SOMETIMES, SOMETHING IS JUST NICE TO LISTEN TO…BUT THAT DOESN’T MEAN IT CAN’T TEACH YOU SOMETHING, TOO (Found in the Connection: Rattling Loose End #118)

Rock and rollers have always killed the Gershwin signature tune “Summertime.”

Sam Cooke killed it. Janis Joplin absolutely killed it. Billy Preston killed it.

Every one of them got more out of it than any pre-rock pop singer I’ve heard.

Glenn Frey and the Eagles went even further and wrote “Lyin’ Eyes,” (a better song) about the same girl.

But until this week, I never realized that the version which perhaps went the furthest didn’t even use the words. I can’t really convey what it was like to hear it drifting in from the other room, backing up “Hip Hug-Her” on Time is Tight, the super-fine box set Stax’s reissue label put out on Booker T and the MGs a generation back. Suffice it to say the Memphis boys conceded nothing to either Tin Pan Alley or Charlie Parker and from now on it will always be one of those records I reference spiritually when I catch myself wondering what all the dread and beauty felt like, just before the fall.

From ’66…And you can imagine it matching the mood at anything from a backyard barbecue to a flag-draped funeral.

 

SMOKEY GETS HIS DUE….FROM HIMSELF (Found in the Connection: Rattling Loose End #98)

A few days ago I caught the replay of last year’s Gershwin Award ceremony. This year’s honoree was Smokey Robinson. We’ll leave aside that he was the ninth recipient. I don’t want to get into the mindset that found eight people more deserving of an award devoted to recognizing of excellence in popular songwriting.

Let’s just talk about the show.

I caught it a few minutes in. For what seemed like the next seven hours or so, I listened to a bunch of contemporary artists killing it.

Literally.

One after another, they dragged out the Greatest Living Poet’s signature tunes and ritually stomped them to death right there in front of God, Smokey and everybody. By the time CeeLo Green closed down that portion of the program, he sounded like a genius just by failing to embarrass himself.

Then Smokey’s best friend, Berry Gordy, gave a nice, short speech.

When he finished I was left seriously wondering if even Smokey–who I wasn’t sure was going to sing–could redeem the hour those other fools had stolen from my life.

What was remarkable was not that he managed it–I have learned to expect miracles from him–but that he did so even before he sang a note. By the time he finished his speech, I didn’t even think he needed to sing.

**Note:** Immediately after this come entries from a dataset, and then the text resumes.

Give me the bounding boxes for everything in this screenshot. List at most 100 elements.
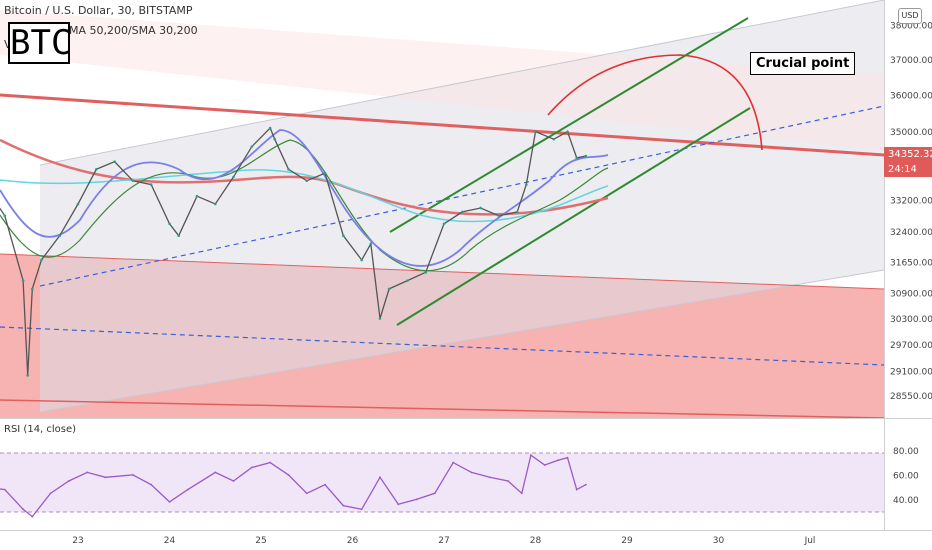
rsi-point bbox=[250, 466, 253, 469]
ema-30-line bbox=[0, 129, 609, 267]
price-tick-label: 33200.00 bbox=[890, 197, 932, 207]
price-point bbox=[30, 287, 34, 291]
price-point bbox=[323, 171, 327, 175]
price-point bbox=[95, 167, 98, 171]
rsi-tick-label: 60.00 bbox=[893, 471, 919, 481]
main-resistance-line bbox=[0, 93, 885, 157]
time-tick-label: 26 bbox=[347, 536, 359, 546]
rsi-point bbox=[287, 473, 290, 476]
bearish-zone-top-line bbox=[0, 253, 885, 290]
price-point bbox=[378, 317, 382, 320]
rsi-point bbox=[470, 471, 473, 474]
time-tick-label: 29 bbox=[621, 536, 633, 546]
price-point bbox=[566, 130, 569, 134]
rsi-point bbox=[379, 476, 381, 479]
upper-pink-fan bbox=[0, 10, 884, 150]
time-tick-label: 27 bbox=[438, 536, 449, 546]
rsi-point bbox=[584, 483, 587, 486]
price-point bbox=[273, 137, 277, 141]
rsi-point bbox=[566, 456, 569, 459]
rsi-point bbox=[269, 461, 272, 464]
price-point bbox=[21, 279, 25, 282]
rsi-point bbox=[49, 492, 52, 495]
time-tick-label: 28 bbox=[530, 536, 542, 546]
price-point bbox=[479, 206, 482, 210]
price-point bbox=[26, 374, 29, 377]
currency-button[interactable]: USD bbox=[898, 8, 922, 24]
price-point bbox=[424, 271, 428, 274]
price-point bbox=[3, 214, 7, 218]
price-point bbox=[195, 194, 199, 198]
channel-top-line bbox=[39, 0, 885, 166]
rsi-point bbox=[232, 480, 235, 482]
price-tick-label: 28550.00 bbox=[890, 392, 932, 402]
rsi-point bbox=[433, 492, 436, 495]
price-point bbox=[534, 130, 537, 134]
price-tick-label: 30300.00 bbox=[890, 315, 932, 325]
rsi-point bbox=[22, 508, 24, 511]
price-tick-label: 30900.00 bbox=[890, 290, 932, 300]
rsi-point bbox=[342, 504, 345, 507]
price-point bbox=[525, 183, 528, 186]
price-tick-label: 35000.00 bbox=[890, 128, 932, 138]
rsi-point bbox=[305, 492, 308, 495]
rsi-point bbox=[415, 498, 418, 501]
rsi-point bbox=[507, 480, 509, 482]
price-tick-label: 29700.00 bbox=[890, 341, 932, 351]
green-channel-upper bbox=[389, 17, 749, 233]
rsi-point bbox=[104, 476, 107, 479]
price-point bbox=[213, 202, 217, 206]
price-tick-label: 37000.00 bbox=[890, 56, 932, 66]
price-point bbox=[268, 126, 272, 130]
price-tick-label: 32400.00 bbox=[890, 228, 932, 238]
bar-countdown-tag: 24:14 bbox=[884, 162, 932, 177]
rsi-point bbox=[543, 464, 546, 466]
price-point bbox=[232, 175, 235, 179]
price-tick-label: 29100.00 bbox=[890, 367, 932, 377]
price-point bbox=[552, 137, 556, 141]
rsi-point bbox=[3, 488, 6, 491]
chart-title: Bitcoin / U.S. Dollar, 30, BITSTAMP bbox=[4, 4, 193, 17]
rsi-series-line bbox=[0, 454, 587, 518]
price-point bbox=[113, 160, 116, 163]
price-point bbox=[515, 210, 519, 214]
price-point bbox=[461, 210, 464, 214]
price-point bbox=[76, 202, 80, 206]
price-point bbox=[40, 258, 43, 262]
rsi-point bbox=[557, 459, 560, 462]
rsi-point bbox=[168, 500, 171, 503]
last-price-tag: 34352.32 bbox=[884, 147, 932, 162]
time-tick-label: 25 bbox=[255, 536, 266, 546]
sma-200-line bbox=[0, 169, 609, 223]
price-point bbox=[497, 214, 501, 218]
price-point bbox=[58, 234, 61, 238]
price-tick-label: 38000.00 bbox=[890, 22, 932, 32]
rsi-point bbox=[214, 471, 217, 474]
rsi-point bbox=[86, 471, 89, 474]
rsi-point bbox=[488, 476, 491, 479]
price-point bbox=[442, 222, 446, 226]
price-point bbox=[369, 242, 373, 246]
time-tick-label: 23 bbox=[72, 536, 83, 546]
indicator-legend: EMA 50,200/SMA 30,200 bbox=[62, 24, 198, 37]
rsi-point bbox=[520, 492, 523, 495]
price-point bbox=[149, 183, 153, 186]
price-point bbox=[131, 179, 135, 183]
price-tick-label: 36000.00 bbox=[890, 92, 932, 102]
time-tick-label: 24 bbox=[164, 536, 176, 546]
rsi-point bbox=[324, 483, 326, 486]
crucial-point-label: Crucial point bbox=[750, 52, 856, 75]
crucial-arc bbox=[547, 54, 763, 151]
price-point bbox=[387, 287, 391, 291]
rsi-point bbox=[397, 503, 400, 506]
green-channel-lower bbox=[396, 107, 751, 326]
time-tick-label: Jul bbox=[804, 536, 816, 546]
rsi-point bbox=[186, 488, 189, 491]
price-point bbox=[168, 222, 171, 226]
price-point bbox=[406, 279, 409, 282]
price-point bbox=[305, 179, 309, 183]
rsi-point bbox=[360, 508, 363, 511]
rsi-title: RSI (14, close) bbox=[4, 424, 77, 435]
btc-badge: BTC bbox=[8, 22, 72, 64]
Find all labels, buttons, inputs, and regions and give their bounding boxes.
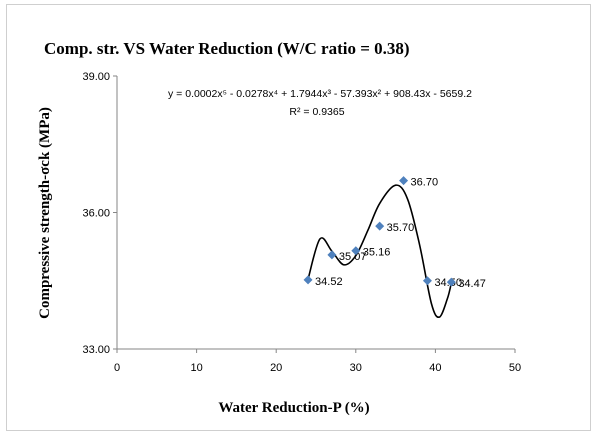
data-point: [375, 221, 385, 231]
y-tick-label: 36.00: [82, 208, 110, 220]
data-point: [446, 277, 456, 287]
data-label: 35.07: [339, 251, 367, 263]
x-tick-label: 10: [190, 362, 202, 374]
data-point: [422, 276, 432, 286]
data-label: 35.16: [363, 247, 391, 259]
data-label: 36.70: [411, 177, 439, 189]
data-point: [327, 250, 337, 260]
x-tick-label: 30: [350, 362, 362, 374]
x-axis-title: Water Reduction-P (%): [218, 400, 369, 416]
x-tick-label: 40: [429, 362, 441, 374]
data-point: [399, 176, 409, 186]
y-tick-label: 33.00: [82, 344, 110, 356]
x-tick-label: 20: [270, 362, 282, 374]
data-label: 34.47: [458, 278, 486, 290]
data-label: 35.70: [387, 222, 415, 234]
y-tick-label: 39.00: [82, 71, 110, 83]
plot-area: 33.00 36.00 39.00 0 10 20 30 40 50 34.52 35.0735.1…: [82, 71, 521, 374]
data-point: [303, 275, 313, 285]
y-axis-title: Compressive strength-σck (MPa): [37, 107, 53, 319]
x-tick-label: 0: [114, 362, 120, 374]
chart-title: Comp. str. VS Water Reduction (W/C ratio…: [44, 39, 410, 58]
trendline-equation: y = 0.0002x⁵ - 0.0278x⁴ + 1.7944x³ - 57.…: [168, 88, 472, 100]
data-label: 34.52: [315, 276, 343, 288]
x-tick-label: 50: [509, 362, 521, 374]
chart-frame: [6, 4, 591, 431]
trendline-r-squared: R² = 0.9365: [289, 106, 344, 118]
data-point: [351, 246, 361, 256]
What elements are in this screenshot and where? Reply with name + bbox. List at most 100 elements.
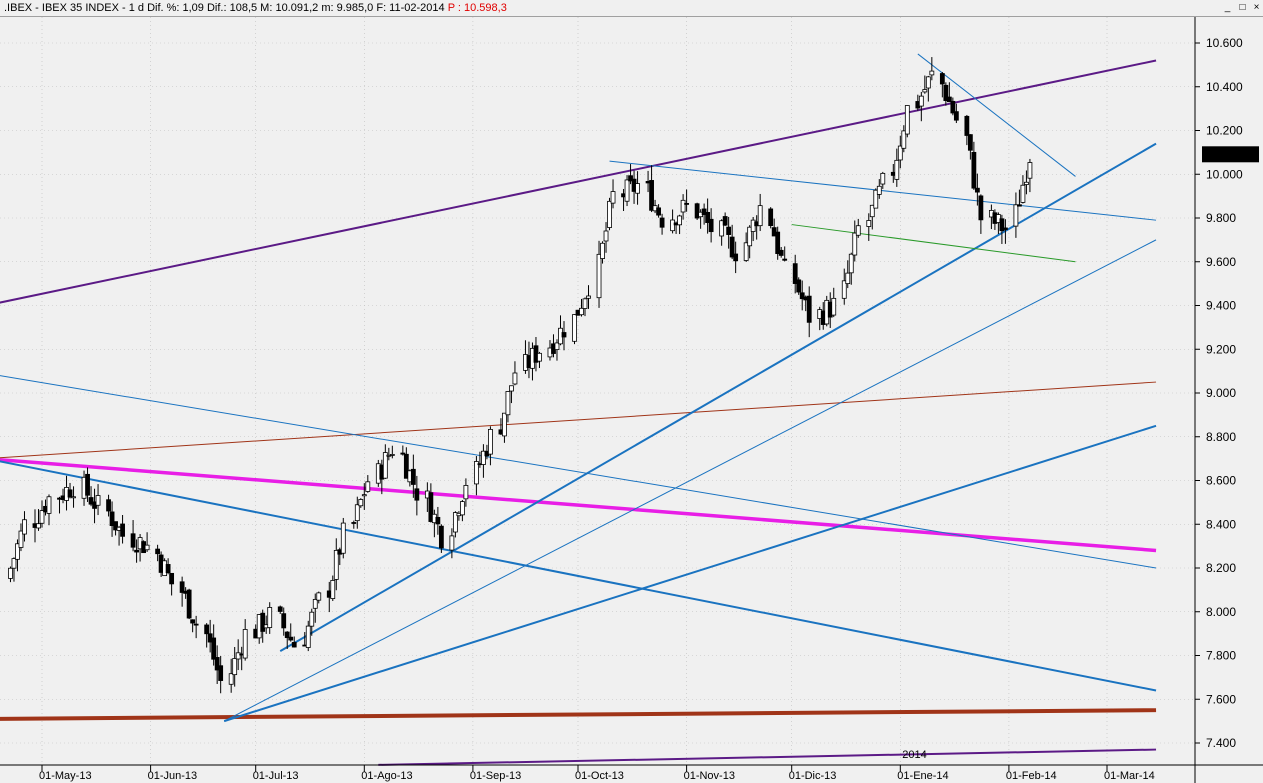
candle-body — [169, 572, 175, 585]
candle-body — [925, 76, 931, 89]
candle-body — [400, 452, 406, 455]
y-tick-label: 8.200 — [1206, 561, 1236, 575]
x-tick-label: 01-Ago-13 — [361, 770, 412, 782]
y-tick-label: 9.200 — [1206, 342, 1236, 356]
x-axis: 01-May-13 01-Jun-13 01-Jul-13 01-Ago-13 01-S… — [39, 765, 1155, 782]
plot-area — [0, 17, 1195, 765]
candle-body — [204, 624, 210, 635]
candle-body — [214, 657, 220, 671]
candle-body — [1013, 204, 1019, 227]
candle-body — [694, 203, 700, 219]
x-tick-label: 01-Ene-14 — [897, 770, 948, 782]
last-value-text: 10.091,2 — [1207, 147, 1254, 161]
candle-body — [628, 175, 633, 182]
candle-body — [155, 548, 161, 555]
candle-body — [242, 629, 248, 659]
candle-body — [134, 549, 139, 553]
candle-body — [235, 652, 241, 660]
y-tick-label: 7.400 — [1206, 736, 1236, 750]
x-tick-label: 01-Feb-14 — [1006, 770, 1057, 782]
candle-body — [743, 242, 749, 261]
candle-body — [775, 231, 781, 254]
trendline-blue — [0, 375, 1157, 569]
candle-body — [1017, 204, 1022, 207]
maximize-button[interactable]: □ — [1239, 2, 1246, 13]
close-button[interactable]: × — [1253, 2, 1260, 13]
candle-body — [354, 504, 360, 522]
candlestick-chart[interactable]: 10.600 10.400 10.200 10.000 9.800 9.600 9.400 9… — [0, 17, 1263, 783]
candle-body — [382, 452, 388, 479]
candle-body — [284, 631, 290, 639]
y-tick-label: 7.600 — [1206, 692, 1236, 706]
candle-body — [897, 145, 903, 161]
candle-body — [18, 530, 24, 548]
y-tick-label: 9.800 — [1206, 211, 1236, 225]
candle-body — [316, 592, 322, 601]
candle-body — [705, 211, 711, 223]
candle-body — [428, 492, 434, 522]
candle-body — [894, 159, 900, 180]
candle-body — [635, 183, 640, 194]
title-text: .IBEX - IBEX 35 INDEX - 1 d Dif. %: 1,09… — [4, 0, 507, 16]
candle-body — [330, 580, 336, 599]
candle-body — [561, 332, 567, 338]
candle-body — [922, 89, 928, 93]
candle-body — [722, 216, 728, 226]
candle-body — [474, 461, 479, 485]
y-tick-label: 10.600 — [1206, 36, 1243, 50]
x-tick-label: 01-May-13 — [39, 770, 92, 782]
candle-body — [806, 295, 812, 323]
y-tick-label: 9.000 — [1206, 386, 1236, 400]
candle-body — [596, 253, 602, 299]
candle-body — [228, 673, 234, 685]
candle-body — [211, 637, 217, 660]
x-tick-label: 01-Oct-13 — [575, 770, 624, 782]
candle-body — [796, 279, 802, 293]
candle-body — [309, 611, 315, 627]
candle-body — [733, 253, 739, 262]
x-tick-label: 01-Dic-13 — [789, 770, 837, 782]
candle-body — [260, 612, 266, 632]
candle-body — [113, 521, 118, 531]
candle-body — [953, 111, 959, 121]
candle-body — [974, 187, 980, 193]
y-tick-label: 8.400 — [1206, 517, 1236, 531]
candle-body — [71, 496, 76, 499]
trendlines — [0, 53, 1157, 766]
candles — [8, 57, 1033, 694]
candle-body — [22, 519, 27, 535]
candle-body — [1003, 227, 1008, 230]
candle-body — [218, 665, 224, 681]
candle-body — [449, 535, 455, 551]
candle-body — [586, 295, 591, 299]
candle-body — [841, 280, 847, 299]
candle-body — [929, 70, 935, 76]
y-axis: 10.600 10.400 10.200 10.000 9.800 9.600 9.400 9… — [1195, 36, 1243, 750]
candle-body — [778, 249, 784, 256]
candle-body — [659, 217, 665, 228]
candle-body — [351, 522, 357, 524]
candle-body — [438, 525, 444, 549]
candle-body — [600, 242, 605, 259]
candle-body — [708, 218, 714, 233]
candle-body — [488, 428, 493, 455]
y-tick-label: 8.600 — [1206, 474, 1236, 488]
minimize-button[interactable]: _ — [1224, 2, 1231, 13]
candle-body — [677, 215, 682, 226]
candle-body — [978, 195, 984, 221]
candle-body — [1024, 181, 1029, 185]
trendline-blue — [0, 460, 1157, 692]
candle-body — [603, 230, 609, 242]
y-tick-label: 10.000 — [1206, 167, 1243, 181]
candle-body — [288, 636, 294, 641]
trendline-blue — [609, 160, 1157, 221]
candle-body — [572, 314, 577, 342]
candle-body — [435, 516, 441, 525]
candle-body — [918, 95, 924, 107]
x-tick-label: 01-Mar-14 — [1104, 770, 1155, 782]
trendline-purple — [378, 748, 1157, 766]
y-tick-label: 7.800 — [1206, 649, 1236, 663]
candle-body — [680, 199, 686, 213]
candle-body — [757, 205, 763, 227]
trendline-blue — [223, 424, 1157, 723]
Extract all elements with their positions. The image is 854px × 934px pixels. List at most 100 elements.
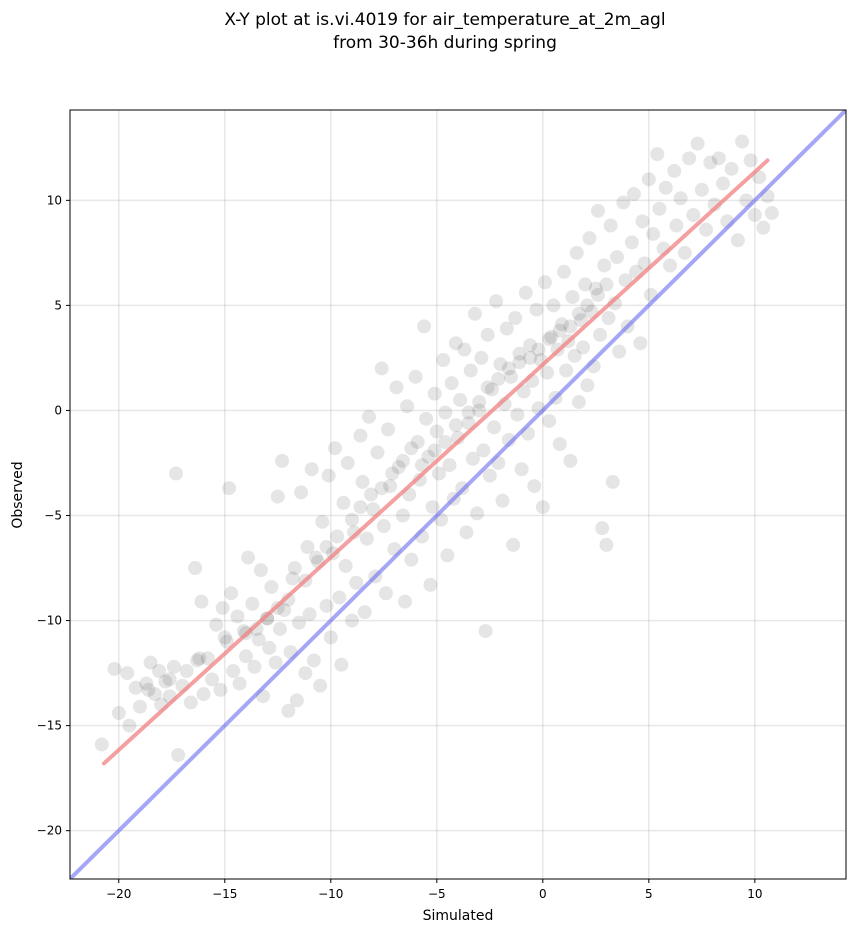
- scatter-point: [147, 687, 162, 702]
- scatter-point: [552, 323, 567, 338]
- scatter-point: [374, 481, 389, 496]
- scatter-point: [546, 298, 561, 313]
- scatter-point: [385, 466, 400, 481]
- scatter-point: [179, 663, 194, 678]
- scatter-point: [478, 624, 493, 639]
- scatter-point: [315, 514, 330, 529]
- scatter-point: [512, 346, 527, 361]
- scatter-point: [328, 441, 343, 456]
- scatter-point: [226, 663, 241, 678]
- scatter-point: [232, 676, 247, 691]
- scatter-point: [489, 294, 504, 309]
- plot-frame: [69, 109, 847, 880]
- scatter-point: [107, 661, 122, 676]
- scatter-point: [336, 495, 351, 510]
- scatter-point: [673, 191, 688, 206]
- scatter-point: [306, 653, 321, 668]
- scatter-point: [166, 659, 181, 674]
- scatter-point: [330, 529, 345, 544]
- scatter-point: [429, 424, 444, 439]
- scatter-point: [417, 319, 432, 334]
- scatter-point: [436, 353, 451, 368]
- scatter-point: [419, 411, 434, 426]
- scatter-point: [120, 666, 135, 681]
- y-tick-label: −10: [37, 614, 62, 628]
- y-tick-label: −15: [37, 719, 62, 733]
- y-tick-label: −20: [37, 824, 62, 838]
- scatter-point: [340, 455, 355, 470]
- scatter-point: [247, 659, 262, 674]
- scatter-point: [690, 136, 705, 151]
- scatter-point: [510, 407, 525, 422]
- scatter-point: [711, 151, 726, 166]
- chart-subtitle: from 30-36h during spring: [333, 33, 557, 53]
- identity-line: [70, 110, 846, 879]
- scatter-point: [484, 382, 499, 397]
- scatter-point: [275, 453, 290, 468]
- scatter-point: [518, 285, 533, 300]
- scatter-point: [383, 479, 398, 494]
- scatter-point: [438, 434, 453, 449]
- scatter-point: [366, 502, 381, 517]
- scatter-point: [374, 361, 389, 376]
- scatter-point: [716, 176, 731, 191]
- scatter-point: [300, 540, 315, 555]
- scatter-point: [476, 443, 491, 458]
- scatter-point: [338, 558, 353, 573]
- scatter-point: [260, 611, 275, 626]
- scatter-point: [122, 718, 137, 733]
- scatter-point: [162, 672, 177, 687]
- scatter-point: [448, 418, 463, 433]
- x-tick-label: −20: [106, 887, 131, 901]
- scatter-point: [686, 208, 701, 223]
- scatter-point: [412, 472, 427, 487]
- scatter-point: [495, 493, 510, 508]
- scatter-point: [463, 363, 478, 378]
- scatter-point: [501, 361, 516, 376]
- scatter-point: [260, 611, 275, 626]
- scatter-point: [344, 512, 359, 527]
- scatter-point: [334, 657, 349, 672]
- scatter-point: [302, 607, 317, 622]
- scatter-point: [514, 462, 529, 477]
- scatter-point: [565, 289, 580, 304]
- scatter-point: [650, 147, 665, 162]
- scatter-point: [571, 306, 586, 321]
- scatter-point: [508, 311, 523, 326]
- scatter-point: [209, 617, 224, 632]
- scatter-point: [219, 634, 234, 649]
- scatter-point: [635, 214, 650, 229]
- scatter-point: [364, 487, 379, 502]
- scatter-point: [652, 201, 667, 216]
- scatter-point: [319, 598, 334, 613]
- scatter-point: [573, 313, 588, 328]
- x-tick-label: 10: [747, 887, 762, 901]
- scatter-point: [321, 468, 336, 483]
- scatter-point: [442, 458, 457, 473]
- scatter-point: [215, 600, 230, 615]
- scatter-point: [612, 344, 627, 359]
- scatter-point: [427, 443, 442, 458]
- scatter-point: [190, 653, 205, 668]
- scatter-point: [599, 277, 614, 292]
- scatter-point: [438, 405, 453, 420]
- scatter-point: [601, 311, 616, 326]
- scatter-point: [641, 172, 656, 187]
- scatter-point: [272, 621, 287, 636]
- scatter-point: [397, 594, 412, 609]
- scatter-point: [540, 365, 555, 380]
- scatter-point: [480, 380, 495, 395]
- scatter-point: [241, 550, 256, 565]
- scatter-point: [523, 350, 538, 365]
- scatter-point: [569, 245, 584, 260]
- scatter-point: [527, 479, 542, 494]
- scatter-point: [111, 706, 126, 721]
- scatter-point: [646, 226, 661, 241]
- scatter-point: [183, 695, 198, 710]
- scatter-point: [128, 680, 143, 695]
- scatter-point: [563, 319, 578, 334]
- scatter-point: [535, 500, 550, 515]
- scatter-point: [141, 682, 156, 697]
- scatter-point: [724, 161, 739, 176]
- scatter-point: [633, 336, 648, 351]
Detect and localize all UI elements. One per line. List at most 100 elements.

Of course, that idea only lasted until he started singing. After a luminous “Being With You” he took on “Love is Here to Stay” and proved the heartfelt tribute he linked to his childhood memories of hearing Gershwin tunes growing up in a now-vanished upwardly mobile black Detroit was not confined to words.

Then the Poet–the one music man of the rock and roll era who was among the dozen or so greatest as a vocalist, songwriter, producer, arranger, band leader and live performer–showed a talent I didn’t know he had. He turned Conductor of Souls and humanized the Beltway crowd they always have for these things.

Trust me, it’s not a quality they could ever give themselves.